Autorretrato - Capítulo Seis - Imperfeitas perfeições

     As infindáveis dúvidas e questionamentos que se auto burlavam em outros, colocavam-se confiantes onde quer que encontrassem espaço, e diluíam-se como necessários a todos os momentos. Então vagando ela divagava pelos espaços da vida, escarnava a alma em suas constantes perguntas, mergulhando em seus temores com toda a intensidade que podia, querendo se livrar do que mais vivia.      Tudo, que não era, mas parecia ser, resumia-se ao medo, de não ser plausível de aceitação ao que dizem bom, normal, ao que é desejado e idealizado em suas imperfeições... e aí vem outras questões.      Não era possível ver a perfeição a não ser como um conceito morto, por isso, como sempre, nada era possível de perfeição para si. Da mesma maneira que idealizar as imperfeições. Já que dizem do perfeito impossível, dizem então, serem perfeitas as imperfeições, para poderem se incluir, inaceitáveis, no aceitável. Em sua mera hipocrisia, não conseguia entender...

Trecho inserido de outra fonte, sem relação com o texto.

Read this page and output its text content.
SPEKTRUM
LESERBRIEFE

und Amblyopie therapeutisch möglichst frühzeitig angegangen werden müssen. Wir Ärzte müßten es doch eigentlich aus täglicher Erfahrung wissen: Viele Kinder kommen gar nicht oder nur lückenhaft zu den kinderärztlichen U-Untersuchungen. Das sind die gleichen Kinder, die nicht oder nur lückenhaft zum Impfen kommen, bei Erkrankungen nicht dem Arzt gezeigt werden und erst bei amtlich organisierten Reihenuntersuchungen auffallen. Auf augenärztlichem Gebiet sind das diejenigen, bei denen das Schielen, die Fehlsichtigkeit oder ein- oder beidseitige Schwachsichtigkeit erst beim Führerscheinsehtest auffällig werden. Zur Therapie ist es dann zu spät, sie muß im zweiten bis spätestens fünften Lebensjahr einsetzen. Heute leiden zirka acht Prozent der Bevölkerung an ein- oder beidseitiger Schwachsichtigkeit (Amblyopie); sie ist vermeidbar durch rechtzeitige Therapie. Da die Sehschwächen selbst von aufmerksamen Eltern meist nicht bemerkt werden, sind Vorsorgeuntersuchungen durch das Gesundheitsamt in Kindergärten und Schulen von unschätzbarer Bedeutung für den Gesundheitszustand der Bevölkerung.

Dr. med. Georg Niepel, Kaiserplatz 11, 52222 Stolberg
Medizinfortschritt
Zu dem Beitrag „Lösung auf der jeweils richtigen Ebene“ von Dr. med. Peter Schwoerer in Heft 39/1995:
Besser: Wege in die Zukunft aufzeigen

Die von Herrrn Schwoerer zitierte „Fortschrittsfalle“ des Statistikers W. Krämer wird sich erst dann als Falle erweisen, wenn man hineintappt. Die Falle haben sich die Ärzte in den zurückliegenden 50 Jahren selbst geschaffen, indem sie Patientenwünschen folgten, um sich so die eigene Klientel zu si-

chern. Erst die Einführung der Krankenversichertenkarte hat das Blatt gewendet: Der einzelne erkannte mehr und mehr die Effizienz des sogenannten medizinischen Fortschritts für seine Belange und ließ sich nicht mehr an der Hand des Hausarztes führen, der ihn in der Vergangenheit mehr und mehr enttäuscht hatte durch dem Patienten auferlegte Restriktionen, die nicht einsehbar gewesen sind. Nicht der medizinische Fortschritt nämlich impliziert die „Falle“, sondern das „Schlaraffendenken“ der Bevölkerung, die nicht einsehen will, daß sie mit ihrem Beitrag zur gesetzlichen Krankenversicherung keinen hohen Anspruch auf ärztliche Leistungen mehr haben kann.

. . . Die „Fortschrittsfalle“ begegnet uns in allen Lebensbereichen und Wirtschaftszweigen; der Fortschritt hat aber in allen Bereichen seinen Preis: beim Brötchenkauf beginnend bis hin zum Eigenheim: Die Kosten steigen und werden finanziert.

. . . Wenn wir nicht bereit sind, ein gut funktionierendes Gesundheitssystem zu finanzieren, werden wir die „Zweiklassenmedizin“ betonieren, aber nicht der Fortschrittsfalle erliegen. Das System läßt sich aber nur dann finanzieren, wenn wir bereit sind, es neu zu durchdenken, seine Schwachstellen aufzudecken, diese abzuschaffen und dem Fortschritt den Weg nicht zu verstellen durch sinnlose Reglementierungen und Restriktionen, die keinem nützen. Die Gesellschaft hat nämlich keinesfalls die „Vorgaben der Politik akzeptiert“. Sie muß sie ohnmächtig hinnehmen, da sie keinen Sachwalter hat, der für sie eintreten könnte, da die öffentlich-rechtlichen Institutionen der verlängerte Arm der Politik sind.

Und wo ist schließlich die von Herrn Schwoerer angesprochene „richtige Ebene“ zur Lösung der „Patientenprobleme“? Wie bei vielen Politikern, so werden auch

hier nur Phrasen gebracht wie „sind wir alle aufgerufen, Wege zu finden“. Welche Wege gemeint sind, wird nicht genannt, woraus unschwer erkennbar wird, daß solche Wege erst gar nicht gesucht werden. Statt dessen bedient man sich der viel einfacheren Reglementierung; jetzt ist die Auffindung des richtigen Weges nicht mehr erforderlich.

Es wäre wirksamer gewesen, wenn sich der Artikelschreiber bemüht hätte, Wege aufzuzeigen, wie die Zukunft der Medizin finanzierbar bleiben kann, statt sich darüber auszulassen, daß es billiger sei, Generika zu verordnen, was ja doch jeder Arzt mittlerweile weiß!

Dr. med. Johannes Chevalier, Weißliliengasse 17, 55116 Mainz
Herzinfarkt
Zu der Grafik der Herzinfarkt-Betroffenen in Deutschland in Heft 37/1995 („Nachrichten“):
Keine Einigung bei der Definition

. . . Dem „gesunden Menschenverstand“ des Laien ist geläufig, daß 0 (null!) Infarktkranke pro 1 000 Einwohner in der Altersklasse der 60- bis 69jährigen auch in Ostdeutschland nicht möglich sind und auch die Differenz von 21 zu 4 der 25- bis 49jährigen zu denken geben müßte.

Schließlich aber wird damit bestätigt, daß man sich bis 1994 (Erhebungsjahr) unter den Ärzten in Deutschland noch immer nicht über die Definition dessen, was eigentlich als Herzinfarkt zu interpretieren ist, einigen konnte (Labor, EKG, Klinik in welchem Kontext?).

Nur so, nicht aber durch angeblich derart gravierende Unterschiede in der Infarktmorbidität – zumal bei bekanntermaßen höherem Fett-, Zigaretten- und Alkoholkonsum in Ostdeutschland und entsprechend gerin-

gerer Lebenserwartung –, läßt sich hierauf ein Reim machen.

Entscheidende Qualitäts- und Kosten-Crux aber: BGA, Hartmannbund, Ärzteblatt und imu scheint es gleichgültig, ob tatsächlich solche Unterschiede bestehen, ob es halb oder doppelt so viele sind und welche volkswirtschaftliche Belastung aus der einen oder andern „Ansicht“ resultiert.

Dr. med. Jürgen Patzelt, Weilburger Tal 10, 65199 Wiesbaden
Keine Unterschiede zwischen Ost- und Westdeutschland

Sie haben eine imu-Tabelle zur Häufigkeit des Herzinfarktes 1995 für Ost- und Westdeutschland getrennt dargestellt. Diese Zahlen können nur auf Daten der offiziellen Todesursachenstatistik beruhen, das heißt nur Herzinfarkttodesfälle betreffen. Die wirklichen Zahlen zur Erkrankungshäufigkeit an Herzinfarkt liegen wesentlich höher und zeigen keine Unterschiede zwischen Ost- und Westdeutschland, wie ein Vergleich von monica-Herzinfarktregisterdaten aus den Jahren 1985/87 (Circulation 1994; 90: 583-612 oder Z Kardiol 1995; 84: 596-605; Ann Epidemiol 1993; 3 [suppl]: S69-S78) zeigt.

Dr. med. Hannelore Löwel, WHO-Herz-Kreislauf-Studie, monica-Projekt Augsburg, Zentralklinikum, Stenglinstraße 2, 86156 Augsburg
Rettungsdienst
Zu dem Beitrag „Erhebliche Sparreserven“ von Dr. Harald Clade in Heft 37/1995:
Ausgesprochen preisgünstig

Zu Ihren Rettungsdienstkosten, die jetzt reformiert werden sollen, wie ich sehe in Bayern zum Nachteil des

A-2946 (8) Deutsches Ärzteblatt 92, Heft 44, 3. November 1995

Autorretrato - Capítulo Cinco - O anúncio movediço

     Então aconteceu o primeiro anúncio público, talvez não feito antes em voz alta para si mesma com aquele confiante peso dolorido e pulsante no meio, abrigado pelo assimétrico e não linear circundar de sua caixa torácica. Foi a primeira coisa que ela pôde pensar... e a última que pôde negar. O coração pulsou em disparate puxando consigo o esterno e o pulo das palavras em sua cabeça. Foi um anúncio que colocou ânsias e desesperos na pronuncia, mudando a opacidade dos seus olhos e da cor que sentia; mais áspera, mais viva, mais intensa e mais leve em favor da gravidade.      Mas um erro foi cometido: achar que as mudanças não são espiraláveis pelos acontecimentos da vida. Tudo voltou a não ter um propósito por instantes. Era apenas uma manhã de domingo, límpida, vívida, brilhante e colorida. Todos os momentos angustiantes pelas ausências que encontrava tinham a mesma qualidade tonal desse domingo.      "O nonsense voltou. Não me pergunte...

Autorretrato - Capítulo Quatro - A confortabilidade dos conflitos

     Tudo parecia realista, entendido e pensado demais... e, quanto mais racionalizadas as suas reações inegáveis, mais intensa a confusa dor do que se prolongava em seus inúmeros entendimentos. Talvez o muito tempo fosse gasto de maneira ineficiente para a mudança tão desejada, soluçada e escorrida; mas talvez isso fosse eficiente para o medo de que com o passar da mudança viesse seu mundo, realistamente apenas seu, dependente e existente de si, por si e para si.      Por momentos, não acreditar demais pareceu acreditar demais, assim como as afirmativas negações, mas de maneira condizente com as possibilidades que a permeavam e concretizavam os seus não-acreditar. O que desesperadamente gritava, rasgando-se por dentro para tentar entender, inscrevia-se no seu grito, omitindo o que não queria ser visto, e transparecendo a opacidade dos entenderes mútuos, confusos, inoportunos e, aparentemente, necessários.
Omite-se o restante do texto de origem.